Deep learning denoising unlocks quantitative insights in operando materials microscopy
Samuel Degnan-Morgenstern, Alexander E. Cohen, Rajeev Gopal, Megan Gober, George J. Nelson, Peng Bai, Martin Z. Bazant
TL;DR
The paper addresses noise-limited quantitative insights in operando materials microscopy by introducing a modality-agnostic framework that embeds unsupervised deep denoising into microscopy workflows. It validates the approach with PDE-constrained optimization to faithfully recover physics, exemplified by recovering $D(c)$ and $μ_h(c)$ in simulated Cahn–Hilliard dynamics, and demonstrates practical gains across STXM for LiFePO$_4$, optical microscopy for graphite electrodes, and neutron radiography for lithium transport. The results reveal nanoscale chemical/structural heterogeneity, enable automated particle segmentation and phase classification, and substantially reduce variability in differential imaging, collectively expanding the reach of previously noise-limited techniques. An open-source Python package for video denoising is released to facilitate community adoption and accelerate cross-modal quantitative operando analyses.
Abstract
Operando microscopy provides direct insight into the dynamic chemical and physical processes that govern functional materials, yet measurement noise limits the effective resolution and undermines quantitative analysis.
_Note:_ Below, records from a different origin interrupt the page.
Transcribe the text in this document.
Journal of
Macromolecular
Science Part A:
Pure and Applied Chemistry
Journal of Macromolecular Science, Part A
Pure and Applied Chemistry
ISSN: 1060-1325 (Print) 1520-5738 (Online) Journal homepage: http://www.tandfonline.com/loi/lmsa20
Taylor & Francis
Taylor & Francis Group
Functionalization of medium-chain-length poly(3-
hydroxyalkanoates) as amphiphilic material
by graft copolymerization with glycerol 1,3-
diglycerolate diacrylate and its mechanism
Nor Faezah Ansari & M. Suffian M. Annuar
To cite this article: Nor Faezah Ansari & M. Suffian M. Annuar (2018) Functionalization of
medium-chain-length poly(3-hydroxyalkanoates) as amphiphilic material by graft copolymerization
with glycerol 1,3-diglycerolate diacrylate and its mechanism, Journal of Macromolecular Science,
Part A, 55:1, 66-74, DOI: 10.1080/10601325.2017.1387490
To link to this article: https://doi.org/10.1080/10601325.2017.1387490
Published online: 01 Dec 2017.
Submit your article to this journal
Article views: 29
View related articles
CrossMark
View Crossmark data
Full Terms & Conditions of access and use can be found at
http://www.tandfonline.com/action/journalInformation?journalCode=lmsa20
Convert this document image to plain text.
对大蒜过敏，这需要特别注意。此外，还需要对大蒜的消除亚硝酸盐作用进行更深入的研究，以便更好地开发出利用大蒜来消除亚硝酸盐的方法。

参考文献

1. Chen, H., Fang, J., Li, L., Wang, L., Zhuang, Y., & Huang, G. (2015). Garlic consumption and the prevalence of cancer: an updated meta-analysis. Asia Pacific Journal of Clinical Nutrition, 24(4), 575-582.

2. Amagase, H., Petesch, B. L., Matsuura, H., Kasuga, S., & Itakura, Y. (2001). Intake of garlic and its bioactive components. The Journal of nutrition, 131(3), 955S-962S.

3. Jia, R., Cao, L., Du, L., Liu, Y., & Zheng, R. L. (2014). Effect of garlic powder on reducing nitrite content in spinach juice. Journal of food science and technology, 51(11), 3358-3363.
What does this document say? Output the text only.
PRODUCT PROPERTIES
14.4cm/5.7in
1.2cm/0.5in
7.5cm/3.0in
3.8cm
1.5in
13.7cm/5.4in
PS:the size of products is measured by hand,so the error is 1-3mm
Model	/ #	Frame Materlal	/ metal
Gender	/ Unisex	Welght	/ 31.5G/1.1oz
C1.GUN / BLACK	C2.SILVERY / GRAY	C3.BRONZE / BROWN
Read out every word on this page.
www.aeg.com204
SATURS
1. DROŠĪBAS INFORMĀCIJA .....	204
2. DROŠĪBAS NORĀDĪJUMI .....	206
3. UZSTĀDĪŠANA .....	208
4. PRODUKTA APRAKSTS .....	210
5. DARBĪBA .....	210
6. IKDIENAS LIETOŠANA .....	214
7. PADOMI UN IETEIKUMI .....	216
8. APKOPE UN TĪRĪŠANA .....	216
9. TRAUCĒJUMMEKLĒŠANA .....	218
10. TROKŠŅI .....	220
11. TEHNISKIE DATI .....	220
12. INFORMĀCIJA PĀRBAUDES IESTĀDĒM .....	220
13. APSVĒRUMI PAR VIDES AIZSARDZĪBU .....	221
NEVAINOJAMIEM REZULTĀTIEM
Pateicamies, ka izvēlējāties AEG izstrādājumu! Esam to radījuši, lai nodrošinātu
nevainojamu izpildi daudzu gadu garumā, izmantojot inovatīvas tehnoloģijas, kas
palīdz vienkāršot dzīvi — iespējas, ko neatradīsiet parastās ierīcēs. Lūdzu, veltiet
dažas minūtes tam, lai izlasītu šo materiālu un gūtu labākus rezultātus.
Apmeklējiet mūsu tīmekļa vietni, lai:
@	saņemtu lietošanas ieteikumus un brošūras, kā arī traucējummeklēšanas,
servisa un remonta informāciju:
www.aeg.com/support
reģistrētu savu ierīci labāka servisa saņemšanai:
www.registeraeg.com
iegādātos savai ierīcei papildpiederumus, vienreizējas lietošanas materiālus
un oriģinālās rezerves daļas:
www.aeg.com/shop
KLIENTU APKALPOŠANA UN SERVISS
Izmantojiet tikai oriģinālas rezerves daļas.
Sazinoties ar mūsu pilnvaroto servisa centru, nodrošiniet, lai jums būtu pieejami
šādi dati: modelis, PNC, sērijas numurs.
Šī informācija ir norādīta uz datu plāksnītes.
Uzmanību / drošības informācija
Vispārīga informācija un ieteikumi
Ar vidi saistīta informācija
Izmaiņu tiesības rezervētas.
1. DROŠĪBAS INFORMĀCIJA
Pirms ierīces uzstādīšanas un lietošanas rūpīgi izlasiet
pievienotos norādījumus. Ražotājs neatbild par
Here, we present a general framework for integrating unsupervised deep learning-based denoising into quantitative microscopy workflows across modalities and length scales. Using simulated data, we demonstrate that deep denoising preserves physical fidelity, introduces minimal bias, and reduces uncertainty in model learning with partial differential equation (PDE)-constrained optimization. Applied to experiments, denoising reveals nanoscale chemical and structural heterogeneity in scanning transmission X-ray microscopy (STXM) of lithium iron phosphate (LFP), enables automated particle segmentation and phase classification in optical microscopy of graphite electrodes, and reduces noise-induced variability by nearly 80% in neutron radiography to resolve heterogeneous lithium transport. Collectively, these results establish deep denoising as a powerful, modality-agnostic enhancement that advances quantitative operando imaging and extends the reach of previously noise-limited techniques.